Amnesty International recorded 1,060 executions in China and 113 executions in Iran, but the true number was believed to be much higher in both countries. Seventy-one people were executed in the USA, up from 66 in 2001.

“The figures for China, Iran and the USA accounted for 81 per cent of all known executions in 2002,” Amnesty International said.

“Yet there has also been progress towards abolition. By the end of the year, 111 countries had abolished the death penalty in law or practice.”

During 2002, Cyprus and the Federal Republic of Yugoslavia (now Serbia and Montenegro) abolished the death penalty for all offences. Turkey abolished the death penalty in practice.

Amnesty International welcomed the decision by the President of Tanzania in April 2002 to commute the death sentences of 100 people convicted of murder, and the commutation of 17 death sentences in Saudi Arabia in December.

More recently, Governor George Ryan of the US state of Illinois decided, when leaving office in January 2003, to commute the sentences of all 167 prisoners on the state’s death row. Suspension of executions were announced in Guatemala, the Philippines and the US state of Maryland. In Kyrgysztan, the President announced in January 2003 that the country’s moratorium in executions would be extended for another year.

Additionally, during 2002 Djibouti, Lithuania and South Africa ratified the Second Optional Protocol to the International Covenant on Civil and Political Rights (ICCPR) — a treaty providing for the total abolition of the death penalty — bringing the number of state parties to the Second Optional Protocol to 49.

In Europe, a new treaty providing for the total abolition of the death penalty with no exceptions was adopted and opened for signature.

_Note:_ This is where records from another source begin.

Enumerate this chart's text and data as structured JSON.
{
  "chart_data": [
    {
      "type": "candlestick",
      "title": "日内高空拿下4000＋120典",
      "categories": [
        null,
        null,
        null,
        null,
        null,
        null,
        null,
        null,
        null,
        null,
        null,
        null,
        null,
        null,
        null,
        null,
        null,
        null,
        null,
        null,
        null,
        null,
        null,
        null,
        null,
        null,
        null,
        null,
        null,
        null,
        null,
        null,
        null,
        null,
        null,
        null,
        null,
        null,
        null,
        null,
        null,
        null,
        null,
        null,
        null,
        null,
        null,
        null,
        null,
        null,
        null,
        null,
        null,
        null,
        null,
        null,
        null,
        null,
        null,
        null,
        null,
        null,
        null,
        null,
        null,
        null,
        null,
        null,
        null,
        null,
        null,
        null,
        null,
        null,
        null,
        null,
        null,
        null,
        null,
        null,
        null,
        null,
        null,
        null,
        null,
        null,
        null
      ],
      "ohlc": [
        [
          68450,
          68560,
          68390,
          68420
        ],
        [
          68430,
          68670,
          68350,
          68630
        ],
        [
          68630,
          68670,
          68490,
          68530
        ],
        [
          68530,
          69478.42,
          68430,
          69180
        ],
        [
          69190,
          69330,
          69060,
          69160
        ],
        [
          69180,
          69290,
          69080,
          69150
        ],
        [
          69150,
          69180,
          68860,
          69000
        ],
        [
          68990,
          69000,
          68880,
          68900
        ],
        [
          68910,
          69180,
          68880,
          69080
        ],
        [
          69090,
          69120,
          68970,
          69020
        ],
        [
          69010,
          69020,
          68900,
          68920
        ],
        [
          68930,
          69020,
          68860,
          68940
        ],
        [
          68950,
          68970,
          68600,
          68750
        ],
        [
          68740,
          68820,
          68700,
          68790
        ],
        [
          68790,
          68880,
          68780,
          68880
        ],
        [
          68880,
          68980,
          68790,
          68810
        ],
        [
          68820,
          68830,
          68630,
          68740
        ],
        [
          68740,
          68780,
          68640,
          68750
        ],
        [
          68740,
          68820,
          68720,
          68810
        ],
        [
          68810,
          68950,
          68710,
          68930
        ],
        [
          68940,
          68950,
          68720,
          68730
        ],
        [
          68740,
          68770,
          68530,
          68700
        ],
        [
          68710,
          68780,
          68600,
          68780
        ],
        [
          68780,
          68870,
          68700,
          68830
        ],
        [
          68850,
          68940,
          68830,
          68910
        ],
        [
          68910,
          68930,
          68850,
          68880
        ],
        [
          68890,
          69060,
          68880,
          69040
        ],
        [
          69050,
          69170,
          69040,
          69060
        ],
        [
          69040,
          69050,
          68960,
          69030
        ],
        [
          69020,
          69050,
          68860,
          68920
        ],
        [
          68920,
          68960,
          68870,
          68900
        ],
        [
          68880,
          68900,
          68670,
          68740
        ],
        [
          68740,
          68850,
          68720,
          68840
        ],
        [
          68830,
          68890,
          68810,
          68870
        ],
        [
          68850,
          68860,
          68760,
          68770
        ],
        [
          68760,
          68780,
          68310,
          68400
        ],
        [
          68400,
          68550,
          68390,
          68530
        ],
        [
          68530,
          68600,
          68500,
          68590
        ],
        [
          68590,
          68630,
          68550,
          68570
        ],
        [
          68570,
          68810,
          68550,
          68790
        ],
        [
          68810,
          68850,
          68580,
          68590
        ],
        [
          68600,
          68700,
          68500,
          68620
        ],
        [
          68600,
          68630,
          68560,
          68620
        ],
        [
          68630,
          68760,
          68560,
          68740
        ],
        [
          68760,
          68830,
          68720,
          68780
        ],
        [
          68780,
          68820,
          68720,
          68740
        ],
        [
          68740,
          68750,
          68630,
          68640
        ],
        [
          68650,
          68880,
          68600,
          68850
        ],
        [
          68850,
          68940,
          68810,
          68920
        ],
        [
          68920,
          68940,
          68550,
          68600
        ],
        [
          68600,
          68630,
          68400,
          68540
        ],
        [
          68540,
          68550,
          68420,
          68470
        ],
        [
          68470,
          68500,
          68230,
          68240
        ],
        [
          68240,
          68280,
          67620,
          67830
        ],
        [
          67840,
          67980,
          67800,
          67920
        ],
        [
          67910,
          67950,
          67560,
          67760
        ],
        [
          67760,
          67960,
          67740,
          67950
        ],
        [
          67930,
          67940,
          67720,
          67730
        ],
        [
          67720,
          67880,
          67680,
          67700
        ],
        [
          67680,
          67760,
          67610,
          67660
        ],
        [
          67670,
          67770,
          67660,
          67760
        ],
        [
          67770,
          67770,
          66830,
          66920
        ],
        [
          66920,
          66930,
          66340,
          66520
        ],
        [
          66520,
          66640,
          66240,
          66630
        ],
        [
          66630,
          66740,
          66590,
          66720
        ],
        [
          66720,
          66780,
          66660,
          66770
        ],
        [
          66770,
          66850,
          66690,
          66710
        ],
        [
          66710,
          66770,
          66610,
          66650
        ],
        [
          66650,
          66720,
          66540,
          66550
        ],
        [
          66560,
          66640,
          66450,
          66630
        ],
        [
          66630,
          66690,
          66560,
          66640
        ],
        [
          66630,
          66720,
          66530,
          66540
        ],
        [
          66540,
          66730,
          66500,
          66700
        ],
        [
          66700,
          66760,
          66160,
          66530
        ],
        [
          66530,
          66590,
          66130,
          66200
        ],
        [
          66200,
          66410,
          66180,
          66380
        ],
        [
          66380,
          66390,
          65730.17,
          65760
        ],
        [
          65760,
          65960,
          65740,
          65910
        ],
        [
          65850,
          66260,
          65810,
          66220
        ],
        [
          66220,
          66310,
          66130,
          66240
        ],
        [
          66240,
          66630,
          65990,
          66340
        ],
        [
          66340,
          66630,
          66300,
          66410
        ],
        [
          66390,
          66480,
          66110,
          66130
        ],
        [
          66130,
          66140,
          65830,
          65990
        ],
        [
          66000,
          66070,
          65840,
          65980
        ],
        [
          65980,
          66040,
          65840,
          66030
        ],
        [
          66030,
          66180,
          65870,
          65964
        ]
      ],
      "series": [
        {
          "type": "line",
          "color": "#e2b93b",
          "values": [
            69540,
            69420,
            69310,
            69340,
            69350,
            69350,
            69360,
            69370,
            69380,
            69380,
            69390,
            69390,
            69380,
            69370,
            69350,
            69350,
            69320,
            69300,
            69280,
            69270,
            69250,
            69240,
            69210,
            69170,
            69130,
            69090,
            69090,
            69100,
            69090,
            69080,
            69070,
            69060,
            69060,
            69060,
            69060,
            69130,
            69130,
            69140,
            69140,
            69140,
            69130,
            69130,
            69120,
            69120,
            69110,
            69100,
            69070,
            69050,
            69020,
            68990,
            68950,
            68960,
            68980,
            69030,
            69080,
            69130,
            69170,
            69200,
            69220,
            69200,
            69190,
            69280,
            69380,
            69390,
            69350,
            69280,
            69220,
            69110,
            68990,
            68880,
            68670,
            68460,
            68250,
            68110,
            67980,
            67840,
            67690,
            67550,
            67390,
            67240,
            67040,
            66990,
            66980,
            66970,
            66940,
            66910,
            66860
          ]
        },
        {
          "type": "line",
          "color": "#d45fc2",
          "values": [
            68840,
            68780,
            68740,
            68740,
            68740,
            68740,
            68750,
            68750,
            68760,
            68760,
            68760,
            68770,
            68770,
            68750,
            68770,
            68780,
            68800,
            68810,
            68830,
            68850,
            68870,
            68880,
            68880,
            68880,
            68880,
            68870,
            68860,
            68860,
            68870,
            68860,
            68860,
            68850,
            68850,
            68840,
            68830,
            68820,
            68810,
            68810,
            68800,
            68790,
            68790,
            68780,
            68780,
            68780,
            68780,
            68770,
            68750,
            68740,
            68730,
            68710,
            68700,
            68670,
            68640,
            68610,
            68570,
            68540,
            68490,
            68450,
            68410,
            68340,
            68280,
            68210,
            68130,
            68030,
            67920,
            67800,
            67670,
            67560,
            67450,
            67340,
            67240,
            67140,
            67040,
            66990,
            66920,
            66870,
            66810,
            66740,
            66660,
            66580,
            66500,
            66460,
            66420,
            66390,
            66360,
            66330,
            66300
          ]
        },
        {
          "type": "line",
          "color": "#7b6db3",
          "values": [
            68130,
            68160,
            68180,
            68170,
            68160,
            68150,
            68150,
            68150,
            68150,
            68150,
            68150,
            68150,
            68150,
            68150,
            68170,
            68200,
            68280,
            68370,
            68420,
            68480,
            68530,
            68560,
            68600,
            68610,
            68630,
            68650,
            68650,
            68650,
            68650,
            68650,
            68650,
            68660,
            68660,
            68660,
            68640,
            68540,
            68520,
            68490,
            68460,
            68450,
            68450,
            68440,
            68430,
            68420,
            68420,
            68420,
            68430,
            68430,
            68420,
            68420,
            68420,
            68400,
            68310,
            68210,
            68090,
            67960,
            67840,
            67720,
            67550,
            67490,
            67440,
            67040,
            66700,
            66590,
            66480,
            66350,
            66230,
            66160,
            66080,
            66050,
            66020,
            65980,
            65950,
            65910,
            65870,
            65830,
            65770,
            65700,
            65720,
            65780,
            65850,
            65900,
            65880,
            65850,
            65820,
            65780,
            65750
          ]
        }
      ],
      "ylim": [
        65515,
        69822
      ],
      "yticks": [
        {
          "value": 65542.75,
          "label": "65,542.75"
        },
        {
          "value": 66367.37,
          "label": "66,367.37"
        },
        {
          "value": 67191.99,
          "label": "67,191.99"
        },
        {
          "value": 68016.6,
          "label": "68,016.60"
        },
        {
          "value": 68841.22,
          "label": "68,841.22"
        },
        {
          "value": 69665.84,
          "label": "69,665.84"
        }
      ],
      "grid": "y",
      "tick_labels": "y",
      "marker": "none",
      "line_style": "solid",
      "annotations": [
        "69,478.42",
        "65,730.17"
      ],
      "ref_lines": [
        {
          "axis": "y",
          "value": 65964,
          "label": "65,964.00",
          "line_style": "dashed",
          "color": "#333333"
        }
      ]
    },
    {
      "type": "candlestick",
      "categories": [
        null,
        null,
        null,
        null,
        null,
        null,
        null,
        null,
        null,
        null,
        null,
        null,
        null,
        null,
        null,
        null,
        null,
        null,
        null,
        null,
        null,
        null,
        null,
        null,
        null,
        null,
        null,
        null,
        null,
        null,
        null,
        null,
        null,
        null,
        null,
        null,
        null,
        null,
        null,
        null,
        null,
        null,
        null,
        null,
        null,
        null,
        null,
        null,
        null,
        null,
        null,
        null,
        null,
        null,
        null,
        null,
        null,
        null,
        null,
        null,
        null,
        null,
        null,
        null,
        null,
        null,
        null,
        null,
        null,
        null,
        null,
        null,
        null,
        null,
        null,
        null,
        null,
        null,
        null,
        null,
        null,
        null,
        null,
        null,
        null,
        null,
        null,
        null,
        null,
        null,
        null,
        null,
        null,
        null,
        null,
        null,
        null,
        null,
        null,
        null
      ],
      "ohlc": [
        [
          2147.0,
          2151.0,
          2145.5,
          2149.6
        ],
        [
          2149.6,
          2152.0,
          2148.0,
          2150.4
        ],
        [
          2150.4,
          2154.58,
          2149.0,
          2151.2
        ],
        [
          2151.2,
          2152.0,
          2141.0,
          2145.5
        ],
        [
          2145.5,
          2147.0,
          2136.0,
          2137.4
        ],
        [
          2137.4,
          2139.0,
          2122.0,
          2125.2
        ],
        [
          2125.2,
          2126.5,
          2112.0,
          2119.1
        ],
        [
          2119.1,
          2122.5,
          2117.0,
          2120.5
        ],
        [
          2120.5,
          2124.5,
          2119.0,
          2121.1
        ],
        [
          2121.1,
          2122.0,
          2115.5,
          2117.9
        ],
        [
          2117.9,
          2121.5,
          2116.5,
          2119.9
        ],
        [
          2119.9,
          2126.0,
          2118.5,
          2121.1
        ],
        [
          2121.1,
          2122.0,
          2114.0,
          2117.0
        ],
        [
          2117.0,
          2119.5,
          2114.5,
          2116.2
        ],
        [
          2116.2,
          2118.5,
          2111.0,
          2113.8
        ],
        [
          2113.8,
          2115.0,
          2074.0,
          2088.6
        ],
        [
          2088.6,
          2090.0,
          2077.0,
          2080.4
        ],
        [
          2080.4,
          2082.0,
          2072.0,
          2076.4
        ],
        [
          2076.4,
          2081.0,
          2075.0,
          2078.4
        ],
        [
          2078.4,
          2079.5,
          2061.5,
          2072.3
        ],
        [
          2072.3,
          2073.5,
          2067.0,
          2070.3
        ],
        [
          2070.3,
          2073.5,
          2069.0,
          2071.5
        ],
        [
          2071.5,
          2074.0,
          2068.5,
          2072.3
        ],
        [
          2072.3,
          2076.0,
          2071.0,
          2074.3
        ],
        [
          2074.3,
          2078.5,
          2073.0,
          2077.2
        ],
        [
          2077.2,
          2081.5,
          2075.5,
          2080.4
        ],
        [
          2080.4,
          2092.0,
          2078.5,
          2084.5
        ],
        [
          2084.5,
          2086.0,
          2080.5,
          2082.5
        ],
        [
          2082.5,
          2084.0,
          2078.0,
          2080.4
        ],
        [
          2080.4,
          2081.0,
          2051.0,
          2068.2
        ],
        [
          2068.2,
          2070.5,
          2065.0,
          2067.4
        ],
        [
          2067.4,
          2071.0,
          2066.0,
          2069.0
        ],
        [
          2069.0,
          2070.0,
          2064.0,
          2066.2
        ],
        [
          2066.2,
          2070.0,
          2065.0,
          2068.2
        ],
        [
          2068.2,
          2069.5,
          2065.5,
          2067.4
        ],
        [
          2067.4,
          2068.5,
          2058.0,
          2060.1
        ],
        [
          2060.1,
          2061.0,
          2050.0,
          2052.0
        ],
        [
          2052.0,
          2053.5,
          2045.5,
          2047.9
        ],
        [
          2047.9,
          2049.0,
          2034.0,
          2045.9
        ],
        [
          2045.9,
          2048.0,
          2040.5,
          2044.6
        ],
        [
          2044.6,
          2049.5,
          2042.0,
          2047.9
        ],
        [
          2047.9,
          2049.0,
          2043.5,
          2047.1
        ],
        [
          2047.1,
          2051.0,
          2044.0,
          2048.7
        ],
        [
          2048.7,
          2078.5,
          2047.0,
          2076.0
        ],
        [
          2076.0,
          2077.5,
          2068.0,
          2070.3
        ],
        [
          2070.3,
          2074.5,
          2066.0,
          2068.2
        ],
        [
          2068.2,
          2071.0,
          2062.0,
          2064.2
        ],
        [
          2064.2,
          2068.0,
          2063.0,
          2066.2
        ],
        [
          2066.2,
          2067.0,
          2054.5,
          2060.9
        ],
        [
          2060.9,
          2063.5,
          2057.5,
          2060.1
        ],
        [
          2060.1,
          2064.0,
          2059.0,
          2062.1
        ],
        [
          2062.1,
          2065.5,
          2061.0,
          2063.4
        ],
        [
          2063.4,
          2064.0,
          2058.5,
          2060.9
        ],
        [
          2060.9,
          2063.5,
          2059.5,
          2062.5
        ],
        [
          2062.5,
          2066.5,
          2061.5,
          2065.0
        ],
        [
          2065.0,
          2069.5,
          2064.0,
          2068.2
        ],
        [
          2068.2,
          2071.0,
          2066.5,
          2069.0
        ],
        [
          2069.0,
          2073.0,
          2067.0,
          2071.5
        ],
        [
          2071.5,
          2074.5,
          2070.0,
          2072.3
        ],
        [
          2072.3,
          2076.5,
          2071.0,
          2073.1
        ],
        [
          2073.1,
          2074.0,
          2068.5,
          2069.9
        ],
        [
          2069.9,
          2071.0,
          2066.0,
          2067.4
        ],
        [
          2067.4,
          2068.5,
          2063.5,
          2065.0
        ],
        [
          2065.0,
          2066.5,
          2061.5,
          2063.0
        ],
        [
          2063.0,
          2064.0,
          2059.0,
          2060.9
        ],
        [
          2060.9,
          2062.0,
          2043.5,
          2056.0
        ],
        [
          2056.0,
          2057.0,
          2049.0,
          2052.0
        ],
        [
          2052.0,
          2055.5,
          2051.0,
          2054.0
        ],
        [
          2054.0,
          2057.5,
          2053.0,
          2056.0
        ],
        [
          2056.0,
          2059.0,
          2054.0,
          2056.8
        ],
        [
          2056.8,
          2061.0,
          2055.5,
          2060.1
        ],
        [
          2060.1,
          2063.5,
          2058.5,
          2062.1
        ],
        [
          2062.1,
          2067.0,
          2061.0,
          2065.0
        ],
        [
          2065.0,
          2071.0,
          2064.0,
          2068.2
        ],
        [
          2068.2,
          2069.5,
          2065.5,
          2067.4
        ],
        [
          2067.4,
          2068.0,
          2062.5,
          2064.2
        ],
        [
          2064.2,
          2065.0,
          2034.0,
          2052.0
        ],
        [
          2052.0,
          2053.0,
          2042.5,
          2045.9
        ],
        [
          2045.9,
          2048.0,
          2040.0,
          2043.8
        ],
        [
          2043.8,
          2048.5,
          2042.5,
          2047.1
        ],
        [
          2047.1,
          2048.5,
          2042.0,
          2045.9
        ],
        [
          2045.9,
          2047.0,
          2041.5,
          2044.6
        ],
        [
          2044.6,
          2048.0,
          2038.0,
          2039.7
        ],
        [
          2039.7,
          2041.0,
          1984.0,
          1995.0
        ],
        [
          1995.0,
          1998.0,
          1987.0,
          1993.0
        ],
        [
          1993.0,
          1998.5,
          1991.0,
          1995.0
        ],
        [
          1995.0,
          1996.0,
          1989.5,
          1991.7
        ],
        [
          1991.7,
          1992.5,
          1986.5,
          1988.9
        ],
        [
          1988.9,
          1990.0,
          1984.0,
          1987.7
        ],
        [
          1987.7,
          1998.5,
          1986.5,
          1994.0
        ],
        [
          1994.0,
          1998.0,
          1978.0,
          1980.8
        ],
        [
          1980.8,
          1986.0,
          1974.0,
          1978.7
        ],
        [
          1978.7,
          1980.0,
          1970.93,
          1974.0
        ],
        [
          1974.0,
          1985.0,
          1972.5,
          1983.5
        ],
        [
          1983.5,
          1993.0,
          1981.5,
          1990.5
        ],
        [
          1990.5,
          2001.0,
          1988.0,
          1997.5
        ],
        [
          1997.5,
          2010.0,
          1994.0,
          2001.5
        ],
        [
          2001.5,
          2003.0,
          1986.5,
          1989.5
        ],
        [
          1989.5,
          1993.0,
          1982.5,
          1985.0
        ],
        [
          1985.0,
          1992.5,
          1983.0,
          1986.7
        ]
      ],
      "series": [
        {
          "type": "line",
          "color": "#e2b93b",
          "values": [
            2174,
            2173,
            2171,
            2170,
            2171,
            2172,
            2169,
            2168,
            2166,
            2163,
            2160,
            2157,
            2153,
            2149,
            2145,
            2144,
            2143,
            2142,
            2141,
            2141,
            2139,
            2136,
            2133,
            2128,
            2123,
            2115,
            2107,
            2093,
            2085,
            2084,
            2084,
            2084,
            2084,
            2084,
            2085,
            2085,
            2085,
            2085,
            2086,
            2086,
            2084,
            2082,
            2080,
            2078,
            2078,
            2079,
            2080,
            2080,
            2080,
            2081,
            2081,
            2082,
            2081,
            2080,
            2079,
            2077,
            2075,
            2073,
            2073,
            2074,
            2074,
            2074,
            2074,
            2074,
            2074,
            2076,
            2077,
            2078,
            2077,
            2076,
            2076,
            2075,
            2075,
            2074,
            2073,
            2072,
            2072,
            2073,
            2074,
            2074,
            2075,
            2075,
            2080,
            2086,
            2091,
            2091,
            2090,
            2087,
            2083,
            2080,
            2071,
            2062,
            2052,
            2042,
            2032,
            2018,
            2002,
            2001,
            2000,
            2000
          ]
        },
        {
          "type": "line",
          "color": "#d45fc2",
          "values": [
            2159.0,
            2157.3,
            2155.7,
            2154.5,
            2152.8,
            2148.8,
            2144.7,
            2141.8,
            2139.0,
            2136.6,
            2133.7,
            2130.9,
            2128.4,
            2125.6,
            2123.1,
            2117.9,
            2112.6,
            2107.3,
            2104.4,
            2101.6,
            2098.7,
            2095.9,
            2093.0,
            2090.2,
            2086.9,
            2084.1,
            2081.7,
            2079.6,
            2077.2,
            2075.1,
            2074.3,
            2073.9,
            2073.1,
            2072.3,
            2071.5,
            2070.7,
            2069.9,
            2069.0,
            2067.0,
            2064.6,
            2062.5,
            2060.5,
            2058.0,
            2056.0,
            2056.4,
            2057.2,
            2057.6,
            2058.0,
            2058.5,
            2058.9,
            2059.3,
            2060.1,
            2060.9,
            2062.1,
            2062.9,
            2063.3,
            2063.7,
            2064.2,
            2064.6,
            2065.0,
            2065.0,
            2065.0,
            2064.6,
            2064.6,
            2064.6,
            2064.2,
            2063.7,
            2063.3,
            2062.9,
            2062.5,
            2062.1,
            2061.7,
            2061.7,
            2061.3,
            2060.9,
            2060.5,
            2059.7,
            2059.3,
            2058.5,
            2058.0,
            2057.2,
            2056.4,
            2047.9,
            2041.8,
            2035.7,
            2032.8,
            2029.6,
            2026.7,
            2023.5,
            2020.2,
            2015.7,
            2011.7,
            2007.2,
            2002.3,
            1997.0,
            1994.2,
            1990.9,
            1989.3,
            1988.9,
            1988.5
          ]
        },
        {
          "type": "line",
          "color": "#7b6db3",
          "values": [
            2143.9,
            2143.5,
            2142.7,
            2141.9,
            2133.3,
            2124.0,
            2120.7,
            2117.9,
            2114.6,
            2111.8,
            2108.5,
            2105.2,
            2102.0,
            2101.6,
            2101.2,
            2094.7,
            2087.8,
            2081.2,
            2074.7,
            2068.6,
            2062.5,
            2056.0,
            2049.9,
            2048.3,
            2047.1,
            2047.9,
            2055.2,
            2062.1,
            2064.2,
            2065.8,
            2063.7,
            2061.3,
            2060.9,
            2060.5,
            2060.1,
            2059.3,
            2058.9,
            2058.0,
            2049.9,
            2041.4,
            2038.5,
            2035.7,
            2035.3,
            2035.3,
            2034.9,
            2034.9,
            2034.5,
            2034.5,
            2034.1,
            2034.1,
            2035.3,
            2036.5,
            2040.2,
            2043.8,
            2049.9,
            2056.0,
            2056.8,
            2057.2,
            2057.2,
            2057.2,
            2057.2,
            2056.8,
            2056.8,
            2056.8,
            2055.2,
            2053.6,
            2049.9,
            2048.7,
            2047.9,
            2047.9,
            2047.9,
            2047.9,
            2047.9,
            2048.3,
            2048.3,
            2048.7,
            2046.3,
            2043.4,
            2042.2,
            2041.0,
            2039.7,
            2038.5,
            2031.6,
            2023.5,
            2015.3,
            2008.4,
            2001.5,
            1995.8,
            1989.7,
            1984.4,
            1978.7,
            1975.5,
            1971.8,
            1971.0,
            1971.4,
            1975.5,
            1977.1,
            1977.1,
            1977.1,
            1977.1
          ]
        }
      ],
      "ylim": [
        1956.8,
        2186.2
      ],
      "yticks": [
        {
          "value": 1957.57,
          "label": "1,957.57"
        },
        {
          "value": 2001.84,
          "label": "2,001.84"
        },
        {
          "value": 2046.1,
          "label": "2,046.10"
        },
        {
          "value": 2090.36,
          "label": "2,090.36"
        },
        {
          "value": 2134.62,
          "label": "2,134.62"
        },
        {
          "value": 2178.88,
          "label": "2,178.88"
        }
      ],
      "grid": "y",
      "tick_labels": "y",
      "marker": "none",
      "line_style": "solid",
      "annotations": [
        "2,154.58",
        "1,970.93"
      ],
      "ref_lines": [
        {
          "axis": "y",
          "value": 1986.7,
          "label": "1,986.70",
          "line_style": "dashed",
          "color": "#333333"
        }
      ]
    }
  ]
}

By the end of the year five countries had ratified Protocol No. 13 to the European Convention on Human Rights, and 34 other countries had signed it.

Another positive development in 2002 was the formation of the World Coalition against the Death Penalty, comprising trade unions, bar associations, local and regional governments and human rights organizations. This new coalition is working for the universal abolition of capital punishment. Amnesty International has been joined by the other members of the Coalition in appealing for action by the UN Commission on Human Rights.

“The death penalty is the ultimate cruel, inhuman and degrading punishment and a violation of the right to life,” Amnesty International said.

“It is time to get rid of this barbaric punishment forever.”